BioCycle January 2015
Raining here in Seattle. Glad I gave the dog a long walk late this morning during a break in the precipitation. I may not fully have bought into living in Seattle during the rainy season, but I have fully bought into bioretention systems. Not everyone has however. More municipalities are adopting green infrastructure for storm water management as an alternative to grey systems, but how do you get widespread buy-in? How do you get the neighbors to put in rain gardens or to let the cities have their way with the periodic parking strip where a portion of the lawn space along the street (i.e., parking strip) is transformed into a bioswale to maximize water infiltration?
One way might be to express the impact that these systems have in a way that everyone can understand. Instead of talking about the ecosystem benefits of increased water infiltration into the soil and subsurface in comparison to overland flow and increased potential for combined sewer overflows, how about we express this in terms of how much water actually falls on the sidewalk and not into the ground?
That is something that you can actually figure out. A typical square of concrete is about 1 x 1 meters (m). Do your hopscotch as you go down the block and you’ll potentially count about 100 of those squares. So let’s see how much water that adds up to.
One way to start is with a one-inch (let’s cheat and call that 3 cm even though it is really 2.54) rain event. So for your single square of concrete that means you have 1 m x 1 m x 0.03 m (3 cm) of water. That multiplies out to 0.03 cubic meters (m3) of water. What does that mean? One cubic meter of water is 1,000 liters (the metric system is a wonderful thing) so if you make the conversion, that 3 cm of rain on that one square of concrete turns into 30 liters.
Let’s put this in symbols to help make the measurements meaningful. One symbol can be a shower.
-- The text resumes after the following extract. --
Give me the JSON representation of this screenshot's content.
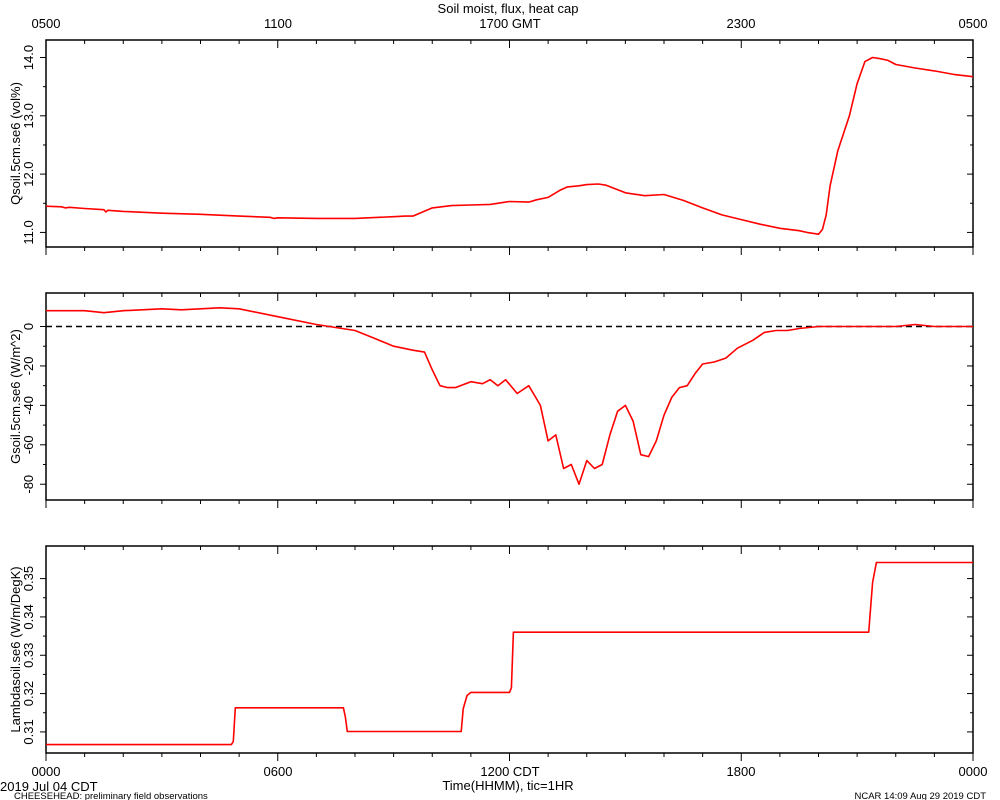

A nice hot shower with the pouring rain outside sounds lovely right now. A high-pressure shower uses about 70 liters of water (a water efficient shower uses about half that). So for that one block of concrete for the one rain event, you have the equivalent of about half of a great shower.
Let’s scale this to the block level. To do that you simply take the amount per square of concrete times the number of squares per block. Assuming your block is 100 m long: 30 liters per square x 100 squares per block = 3,000 liters.
Now you are talking showers, 43 showers — the good kind too. That means if 10 houses are on that block (just looked at Google Maps for my neighborhood in Seattle and 10 is about right), each house would rate 4.3 showers. Likely enough for one per person.
The next step is to see what that looks like when you consider a years’ worth of rain. Despite my current state of despair about rain in Seattle (November is the wettest and the darkest), we get the same amount of rain here that a lot of other cities do — about 30 inches (90 cm). Here again we can start with the single square of concrete:
1 m x 1 m x 0.9 m (90 cm of rain) = 0.9 m3 of water
1 m3 of water = 1,000 liters so 0.9 m3 of water = 900 liters
Visualize A Pool
Take that to the block level (and let me remind you that we are only considering one side of the block). Blocks have 4 sides so you can easily scale all of these calculations up to the whole block level:
900 liters per square per year x 100 squares per block = 900,000 liters of water.
I was thinking about a good way to visualize that and it just so happens that I had a really nice hot shower this evening after I went to swim practice. How about we express this one in terms of how many swimming pools we could fill? The pool I swam in is 25 meters long by about 18 meters across. For the purpose of this calculation, let’s make it about 1.5 meters deep. According to the pool volume calculator I found online, that pool holds about 550,000 liters of water.
In other words, the rainwater falling on just the sidewalk — not the parking strip, not the roof, not the garden, but just the sidewalk — of one block, and here again I am talking about one side of a square block, not the whole thing over the course of a year, is enough to fill almost two swimming pools.
So when you ask people in your community to install rain gardens and say that they can make a difference in how the water balance in your community will work, you have some numbers to show that you are being serious. It is so easy for people to claim that their part or their piece really doesn’t count. Just tell them these numbers and ask if they like to take showers. I bet they’ll catch on pretty quickly.
Sally Brown is a Research Associate Professor at the University of Washington in Seattle and a member of BioCycle’s Editorial Board.